Why are infinitesimal deformation defined to be over Artin rings? I am wondering what is the motivation for defining infinitesimal deformations to be over the spectrum of Artinian rings, i.e rings that have a finite number of prime maximal ideals. 
I have been trying to understand the connection between deformations and the functorial description of moduli, i.e as as a functor from, let us say schemes, to sets. However, this is is becoming difficult because I don't understand the motivation in defining (infinitesimal) deformations to be over Artinian rings 
 A: I found "Elementary deformation theory" in FGA explained very helpful in learning some basic deformation theory. 

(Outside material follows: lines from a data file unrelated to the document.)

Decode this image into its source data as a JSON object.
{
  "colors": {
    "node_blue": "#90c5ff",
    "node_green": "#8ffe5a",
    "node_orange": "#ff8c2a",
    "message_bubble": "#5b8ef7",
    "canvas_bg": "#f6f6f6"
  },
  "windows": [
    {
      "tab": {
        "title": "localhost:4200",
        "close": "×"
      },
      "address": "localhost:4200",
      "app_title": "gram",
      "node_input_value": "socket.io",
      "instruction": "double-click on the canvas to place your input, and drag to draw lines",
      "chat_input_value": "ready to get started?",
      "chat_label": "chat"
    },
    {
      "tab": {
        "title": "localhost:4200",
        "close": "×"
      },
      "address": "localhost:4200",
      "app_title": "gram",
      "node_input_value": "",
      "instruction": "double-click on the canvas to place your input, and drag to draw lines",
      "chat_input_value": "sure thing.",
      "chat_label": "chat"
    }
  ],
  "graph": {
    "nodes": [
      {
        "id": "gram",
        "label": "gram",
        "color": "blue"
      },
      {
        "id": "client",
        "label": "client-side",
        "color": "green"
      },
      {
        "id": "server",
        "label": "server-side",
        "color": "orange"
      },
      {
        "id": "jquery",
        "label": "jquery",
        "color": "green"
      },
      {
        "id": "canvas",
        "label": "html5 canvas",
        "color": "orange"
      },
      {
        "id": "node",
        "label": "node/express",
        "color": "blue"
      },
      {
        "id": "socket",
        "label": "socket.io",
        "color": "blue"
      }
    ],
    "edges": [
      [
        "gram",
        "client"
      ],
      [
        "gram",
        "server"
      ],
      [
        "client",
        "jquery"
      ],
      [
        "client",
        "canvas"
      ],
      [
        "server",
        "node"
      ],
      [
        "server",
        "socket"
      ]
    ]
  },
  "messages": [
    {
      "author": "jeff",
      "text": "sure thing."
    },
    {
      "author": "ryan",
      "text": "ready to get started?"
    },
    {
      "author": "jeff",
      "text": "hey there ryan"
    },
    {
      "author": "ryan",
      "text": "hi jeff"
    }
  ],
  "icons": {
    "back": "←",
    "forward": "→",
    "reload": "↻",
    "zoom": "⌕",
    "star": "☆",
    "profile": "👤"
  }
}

In the following whenever I say local artinian ring I really mean local artinian $k$-algebra. 
The basic motivation comes from the fact that tangent space of a scheme $X$ at a point $x\in X$ can be described as the vector space consisting of maps $\operatorname{Spec} k[t]/(t^2) \rightarrow X$ sending the underlying closed point to $x$. Now if $X$ is some moduli space parametrising certain objects $S$ , then a map from $\operatorname{Spec} k[t]/(t^2)\rightarrow X$ is equivalent to giving a first order deformation $S$ over $\operatorname{Spec}k[t]/(t^2)$. 
In general the local behaviour of $x\in X$ can be understood via the completion $\hat{\mathcal{O}_{X,x}}$ of the local ring $\mathcal{O}_{X,x}$. For example $\mathcal{O}_{X,x}$ is regular iff $\hat{\mathcal{O}_{X,x}}$ is regular and $\dim_k \mathcal{O}_{X,x} = \dim_k \mathcal{O}_{X,x}$. Now $\hat{\mathcal{O}_{X,x}}$ is something which can be understood by understanding maps from local artinian rings to $X$ mapping the underlying closed point to $x\in X$. In particular, the deformation functor $D: (Loc/k) \rightarrow Sets$ sending local artinian rings $A$ to the set of maps $\operatorname{Spec} A \rightarrow X$ satisfying the above is representable by $\hat{\mathcal{O}_{X,x}}$. So understanding deformations of objects over local artinian rings is equivalent to understanding this functor, which is equivalent to understanding $\hat{\mathcal{O}_{X,x}}$.
A concrete example of how all this is used to understand the moduli space is via constructing a tangent-obstruction theory. The tangent-obstruction theory for a deformation functor $D$ (a functor from $(Loc/k) \rightarrow Sets$) consists of two vector spaces $V_1$ (tangent space) and $V_2$ (obstruction space) such that 
(1) whenever you have a small extension 
$$0\rightarrow M \rightarrow B \rightarrow A \rightarrow 0$$
i.e. $A,B$ are local artinian rings, and $\mathfrak{m}_B \cdot M = 0$, there exists an exact sequence of sets $$ V_1\otimes_k M \rightarrow D(B) \rightarrow D(A) \stackrel{ob}{\rightarrow} V_2\otimes_k M$$
where exactness at $D(A)$ means that if $ob(x) = 0$ for some $x\in D(A)$ then there exists $x'\in D(B)$ mapping to $x\in D(A)$ (i.e. if the obstruction vanishes then you can lift your deformation), and that exactness at $D(B)$ means that $V_1\otimes_k M$ acts transitively on the fibers. 
(2) If $M=k$, then $D(A)$ forms an affine space under $V_1\otimes_k M$. 
It is a fact that if $R$ represents $D$, then $\dim_k V_1 - \dim_k V_2 \le \dim R \le \dim_k V_1$. As above if your moduli problem is representable by a scheme $X$, then the deformation functor above $D$ is representable by $\hat{\mathcal{O}_{X,x}}$. It turns out that while you might not know what your scheme looks like (e.g. Hilbert scheme), it is quite often not too hard to construct $V_1,V_2$. So this allows you to deduce some information about the moduli space at $x\in X$. For example, the proof of the existence of rational curves passing through any $x\in X$, when $X$ is smooth projective Fano (which can be found in e.g. Debarre's "higher dimensional algebraic geometry") relies on knowing that some moduli space has positive dimension at some point, which is done by understanding its tangent obstruction theory to give a lower bound.